Syn and Winter—even though Winter was not officially under contract, it was easier to think of her that way.
They were just someone they trusted a bit more.
“Right here,” Kyrnon said as he dragged Calavera into a quick hug, mussing her hair as he had done since she was a teenager. “Keeping this one out of trouble. I thought you hated the east coast?”
She and Skorpion both, actually. While Skorpion had a condo on the beach, spending most of his mornings trying to catch that perfect wave, Calavera took up residence in an apartment on the Vegas Strip. She rarely ventured this far east, and if he were being honest, it almost felt like she avoided New York entirely.
“I won’t be here long,” she said, thanking Niklaus with a smile as he tossed her a bottle of Sprite from a mini refrigerator against the wall of the office. “The Kingmaker asked for a meeting.”
It wasn’t uncommon, them all having jobs at the same time—they even overlapped occasionally—but they were never ordered to the same city at the same time.
And as he thought on it, Kyrnon also wondered what was making the Kingmaker choose the assignments he gave out. They usually were paid a fee to either hurt, kill, steal, or retrieve something, but the Kingmaker had only sent Red after a name, and now Kyrnon was trying to find a stolen painting.
It seemed fair enough for him—he did specialize in art theft—to be assigned the job he had, but even still, this all still felt personal—too personal in fact.
Personal ties were a hindrance.
But Kyrnon didn’t have all the answers.
Not yet at least, but he would … no matter how long it took.
“What do you think of him?” Kyrnon asked, dropping down into one of the chairs.
Calavera hopped up onto the table, stiletto boots swinging as she twisted the top off her drink. “Of the Kingmaker?”
Kyrnon nodded.
“He’s fine.”
“Is that the best you can do?” Red interjected, shaking his head.

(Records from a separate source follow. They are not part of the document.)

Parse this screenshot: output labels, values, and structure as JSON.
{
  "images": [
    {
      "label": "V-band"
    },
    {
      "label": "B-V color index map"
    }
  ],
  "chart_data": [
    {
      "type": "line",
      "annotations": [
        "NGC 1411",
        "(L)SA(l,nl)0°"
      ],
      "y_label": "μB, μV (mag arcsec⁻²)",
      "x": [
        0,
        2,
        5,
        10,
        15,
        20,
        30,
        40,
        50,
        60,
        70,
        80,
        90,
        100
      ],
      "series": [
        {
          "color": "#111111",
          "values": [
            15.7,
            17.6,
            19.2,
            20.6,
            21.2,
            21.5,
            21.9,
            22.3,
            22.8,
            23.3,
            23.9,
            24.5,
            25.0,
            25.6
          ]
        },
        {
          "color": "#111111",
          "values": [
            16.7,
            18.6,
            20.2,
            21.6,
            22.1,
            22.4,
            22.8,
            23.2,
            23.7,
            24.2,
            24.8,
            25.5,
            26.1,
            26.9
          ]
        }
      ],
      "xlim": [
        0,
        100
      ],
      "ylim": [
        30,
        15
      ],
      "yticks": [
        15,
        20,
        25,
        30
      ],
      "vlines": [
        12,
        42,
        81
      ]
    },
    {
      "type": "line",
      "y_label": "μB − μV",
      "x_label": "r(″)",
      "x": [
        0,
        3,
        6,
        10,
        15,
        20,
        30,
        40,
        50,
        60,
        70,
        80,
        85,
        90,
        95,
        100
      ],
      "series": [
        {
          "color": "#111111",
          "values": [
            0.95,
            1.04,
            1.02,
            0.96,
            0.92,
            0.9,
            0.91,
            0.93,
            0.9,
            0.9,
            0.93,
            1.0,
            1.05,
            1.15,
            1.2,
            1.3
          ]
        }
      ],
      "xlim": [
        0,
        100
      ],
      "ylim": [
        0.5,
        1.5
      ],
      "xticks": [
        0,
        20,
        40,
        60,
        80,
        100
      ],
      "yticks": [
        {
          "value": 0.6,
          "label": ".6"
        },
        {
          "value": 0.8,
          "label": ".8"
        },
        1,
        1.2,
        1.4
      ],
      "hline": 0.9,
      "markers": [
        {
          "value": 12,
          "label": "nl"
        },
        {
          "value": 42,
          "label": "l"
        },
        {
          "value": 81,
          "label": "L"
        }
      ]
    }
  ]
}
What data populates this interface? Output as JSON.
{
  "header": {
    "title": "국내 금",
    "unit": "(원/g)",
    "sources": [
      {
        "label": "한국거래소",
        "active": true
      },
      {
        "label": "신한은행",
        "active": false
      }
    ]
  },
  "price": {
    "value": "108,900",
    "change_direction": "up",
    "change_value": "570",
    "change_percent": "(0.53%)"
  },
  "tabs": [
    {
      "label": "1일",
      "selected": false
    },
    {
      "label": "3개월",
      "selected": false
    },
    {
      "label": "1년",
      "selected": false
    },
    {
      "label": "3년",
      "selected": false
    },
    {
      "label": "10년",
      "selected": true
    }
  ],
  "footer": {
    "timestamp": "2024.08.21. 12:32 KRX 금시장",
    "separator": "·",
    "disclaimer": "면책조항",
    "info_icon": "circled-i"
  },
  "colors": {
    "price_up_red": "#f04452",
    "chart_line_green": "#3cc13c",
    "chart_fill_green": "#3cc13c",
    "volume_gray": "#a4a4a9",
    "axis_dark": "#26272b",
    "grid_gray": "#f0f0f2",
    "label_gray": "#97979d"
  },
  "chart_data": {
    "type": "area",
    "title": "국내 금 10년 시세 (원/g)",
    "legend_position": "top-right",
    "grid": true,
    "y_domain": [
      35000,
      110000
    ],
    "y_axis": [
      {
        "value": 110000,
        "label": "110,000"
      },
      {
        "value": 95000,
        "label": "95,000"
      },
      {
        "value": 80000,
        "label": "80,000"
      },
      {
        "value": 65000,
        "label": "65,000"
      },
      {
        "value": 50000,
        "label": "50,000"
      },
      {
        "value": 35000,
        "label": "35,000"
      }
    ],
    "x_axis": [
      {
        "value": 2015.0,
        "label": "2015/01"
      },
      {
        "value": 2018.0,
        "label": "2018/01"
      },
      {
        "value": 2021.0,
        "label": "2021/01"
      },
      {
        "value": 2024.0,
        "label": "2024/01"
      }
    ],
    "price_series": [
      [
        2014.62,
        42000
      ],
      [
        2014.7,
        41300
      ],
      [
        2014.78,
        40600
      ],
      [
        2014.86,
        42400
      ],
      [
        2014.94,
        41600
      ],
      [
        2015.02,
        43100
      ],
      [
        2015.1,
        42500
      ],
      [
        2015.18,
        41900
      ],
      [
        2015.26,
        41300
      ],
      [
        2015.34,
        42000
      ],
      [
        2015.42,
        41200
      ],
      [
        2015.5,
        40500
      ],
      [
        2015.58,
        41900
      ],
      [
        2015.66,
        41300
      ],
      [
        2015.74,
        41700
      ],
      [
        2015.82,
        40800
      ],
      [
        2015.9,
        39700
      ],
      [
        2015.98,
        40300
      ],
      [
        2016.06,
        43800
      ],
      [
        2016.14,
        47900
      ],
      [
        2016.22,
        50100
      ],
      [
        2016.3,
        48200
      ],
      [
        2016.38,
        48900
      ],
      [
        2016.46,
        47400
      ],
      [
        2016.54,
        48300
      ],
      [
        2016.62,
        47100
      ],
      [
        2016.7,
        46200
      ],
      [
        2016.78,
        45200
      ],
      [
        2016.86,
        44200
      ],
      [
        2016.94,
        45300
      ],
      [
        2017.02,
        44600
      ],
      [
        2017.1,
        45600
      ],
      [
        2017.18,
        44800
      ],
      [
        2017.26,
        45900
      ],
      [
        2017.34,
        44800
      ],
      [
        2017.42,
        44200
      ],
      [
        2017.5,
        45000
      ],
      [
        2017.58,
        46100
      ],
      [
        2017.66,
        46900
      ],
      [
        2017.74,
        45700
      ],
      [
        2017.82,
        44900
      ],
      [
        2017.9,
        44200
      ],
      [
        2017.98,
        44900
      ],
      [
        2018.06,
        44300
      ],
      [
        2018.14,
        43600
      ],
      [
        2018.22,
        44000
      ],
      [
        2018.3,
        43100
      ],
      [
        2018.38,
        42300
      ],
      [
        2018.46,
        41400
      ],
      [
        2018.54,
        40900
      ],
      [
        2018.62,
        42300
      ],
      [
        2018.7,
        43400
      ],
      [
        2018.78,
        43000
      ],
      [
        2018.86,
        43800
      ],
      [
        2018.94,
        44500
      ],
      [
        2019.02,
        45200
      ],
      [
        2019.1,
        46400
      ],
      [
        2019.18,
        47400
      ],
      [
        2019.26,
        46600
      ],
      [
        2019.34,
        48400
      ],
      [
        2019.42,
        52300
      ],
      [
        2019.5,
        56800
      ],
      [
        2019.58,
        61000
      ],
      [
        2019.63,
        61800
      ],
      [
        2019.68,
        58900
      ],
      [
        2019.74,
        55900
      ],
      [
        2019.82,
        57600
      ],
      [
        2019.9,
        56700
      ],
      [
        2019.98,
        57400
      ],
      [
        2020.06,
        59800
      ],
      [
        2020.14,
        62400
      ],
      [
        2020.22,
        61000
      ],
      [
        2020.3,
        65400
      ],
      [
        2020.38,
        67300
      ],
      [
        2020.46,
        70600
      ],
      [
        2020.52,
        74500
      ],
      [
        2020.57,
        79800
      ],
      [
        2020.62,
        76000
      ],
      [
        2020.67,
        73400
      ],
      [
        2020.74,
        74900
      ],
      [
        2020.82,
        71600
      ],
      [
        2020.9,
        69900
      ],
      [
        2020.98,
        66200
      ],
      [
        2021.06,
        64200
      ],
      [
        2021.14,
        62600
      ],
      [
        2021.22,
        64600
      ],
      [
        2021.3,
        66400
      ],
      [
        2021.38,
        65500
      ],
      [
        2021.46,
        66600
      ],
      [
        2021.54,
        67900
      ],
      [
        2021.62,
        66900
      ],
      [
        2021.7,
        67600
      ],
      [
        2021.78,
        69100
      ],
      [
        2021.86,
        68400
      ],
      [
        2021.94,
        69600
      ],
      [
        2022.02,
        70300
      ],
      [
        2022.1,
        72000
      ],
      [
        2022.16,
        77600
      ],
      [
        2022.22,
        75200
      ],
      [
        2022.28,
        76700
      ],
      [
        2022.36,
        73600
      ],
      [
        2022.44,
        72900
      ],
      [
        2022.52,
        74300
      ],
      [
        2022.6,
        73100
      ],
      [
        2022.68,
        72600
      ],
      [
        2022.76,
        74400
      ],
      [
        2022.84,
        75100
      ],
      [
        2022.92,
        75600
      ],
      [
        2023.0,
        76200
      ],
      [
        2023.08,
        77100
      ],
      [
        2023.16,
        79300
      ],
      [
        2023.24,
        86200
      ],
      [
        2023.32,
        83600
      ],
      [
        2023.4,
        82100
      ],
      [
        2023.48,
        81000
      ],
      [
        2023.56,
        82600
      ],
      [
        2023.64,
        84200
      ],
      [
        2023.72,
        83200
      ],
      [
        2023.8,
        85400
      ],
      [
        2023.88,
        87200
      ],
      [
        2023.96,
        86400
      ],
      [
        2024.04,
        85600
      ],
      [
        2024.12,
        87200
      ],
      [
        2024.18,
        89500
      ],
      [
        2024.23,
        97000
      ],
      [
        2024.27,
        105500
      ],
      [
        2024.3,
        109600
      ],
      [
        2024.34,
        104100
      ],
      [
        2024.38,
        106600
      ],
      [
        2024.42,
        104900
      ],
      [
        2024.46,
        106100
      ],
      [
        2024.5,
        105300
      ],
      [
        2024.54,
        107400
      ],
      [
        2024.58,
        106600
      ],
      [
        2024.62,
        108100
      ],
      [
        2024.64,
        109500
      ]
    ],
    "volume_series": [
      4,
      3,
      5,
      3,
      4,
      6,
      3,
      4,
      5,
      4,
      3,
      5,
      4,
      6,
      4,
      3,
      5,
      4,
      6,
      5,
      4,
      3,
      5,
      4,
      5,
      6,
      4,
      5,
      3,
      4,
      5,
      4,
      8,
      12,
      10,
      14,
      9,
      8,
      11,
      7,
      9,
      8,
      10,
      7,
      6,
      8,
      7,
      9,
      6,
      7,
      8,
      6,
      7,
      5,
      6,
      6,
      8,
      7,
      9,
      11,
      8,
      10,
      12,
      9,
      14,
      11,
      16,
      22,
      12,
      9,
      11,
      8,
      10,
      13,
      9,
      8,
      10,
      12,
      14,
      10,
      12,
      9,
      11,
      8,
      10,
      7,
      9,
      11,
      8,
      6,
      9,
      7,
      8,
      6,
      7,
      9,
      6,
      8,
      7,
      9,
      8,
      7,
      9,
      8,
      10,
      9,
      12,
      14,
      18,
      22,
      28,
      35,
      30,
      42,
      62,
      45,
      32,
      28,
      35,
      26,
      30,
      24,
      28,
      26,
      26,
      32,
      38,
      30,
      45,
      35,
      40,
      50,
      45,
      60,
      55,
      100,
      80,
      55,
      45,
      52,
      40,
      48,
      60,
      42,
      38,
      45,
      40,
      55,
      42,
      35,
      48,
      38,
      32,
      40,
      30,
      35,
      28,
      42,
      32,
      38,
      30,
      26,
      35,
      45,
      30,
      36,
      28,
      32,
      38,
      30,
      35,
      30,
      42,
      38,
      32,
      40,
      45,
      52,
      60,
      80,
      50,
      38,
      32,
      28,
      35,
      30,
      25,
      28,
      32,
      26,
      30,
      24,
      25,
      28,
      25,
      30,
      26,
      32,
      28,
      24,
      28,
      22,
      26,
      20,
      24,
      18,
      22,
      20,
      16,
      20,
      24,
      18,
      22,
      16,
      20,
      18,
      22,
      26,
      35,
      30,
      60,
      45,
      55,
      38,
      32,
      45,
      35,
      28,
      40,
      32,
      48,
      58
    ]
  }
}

“You asked my opinion, I gave it. Besides, he’s not new to me. Z-Zachariah,” she only slightly stumbled over his name, “spoke of him often.”
“And …”
“And?”
“For fuck’s sake,” Red snapped impatiently.
Calavera laughed, seeming delighted in th
e face of his agitation. “Ask the question you want answered.”
“Who is the Kingmaker to you?” Kyrnon asked, his voice low and controlled. When Calavera looked to him in surprise, he shrugged. “When people talk in circles, they’re avoiding. The question is, what about him are you avoiding?”
“Are you fucking him?” Red asked. There was no accusation to his words, no disgust despite how much he hated the man—he was genuinely curious.
She cringed. “Of course not. He’s my brother-in-law.”
Kyrnon dropped his feet to the ground as he looked to Calavera in surprise. Unbidden, his gaze dropped to the hand she had wrapped around the bottle she held. There was no ring, he knew—he would have remembered a detail like that—but there was a tattoo on her ring finger.
A sugar skull.
Was that how she got her name?
“When the hell did you get married?”
“The Kingmaker has a brother?”
Both questions were asked simultaneously, the latter coming from Red. He looked more bothered by the possibility that the Kingmaker had siblings than what she had just revealed.
“The answer to the first is not important. To the second, their family is vast.”
Something was wrong … he could see it in the way she looked just beyond them as she spoke. She was being too careful with her words.
The question was, who was she trying to protect?
The mystery brother, or the Kingmaker?
“Is that why you’re not saying anything?” Kyrnon asked. “Protecting their secrets?”
“I only ever promised to keep my mouth shut about one of them … the other I owe a debt.”
And Kyrnon could guess to whom each belonged. He understood her loyalty, even if it frustrated him.
“But,” she added, “I can tell you that he owns us.”
“What?” Red asked, taking a black zippo lighter from his pocket, flipping the top open and shut with a flick of his thumb. “What do you mean he owns us?”
“The Den, he started it.”
“Impossible,” Kyrnon cut in. “Z has been doing this for over a decade. You want me to believe that the Kingmaker started this when he was what? Nineteen?”
Calavera shrugged. “You’ve seen what he’s capable of, what he has us do. If you think we have enemies, imagine people just as powerful as him wanting to see him dead. We’re his protection.”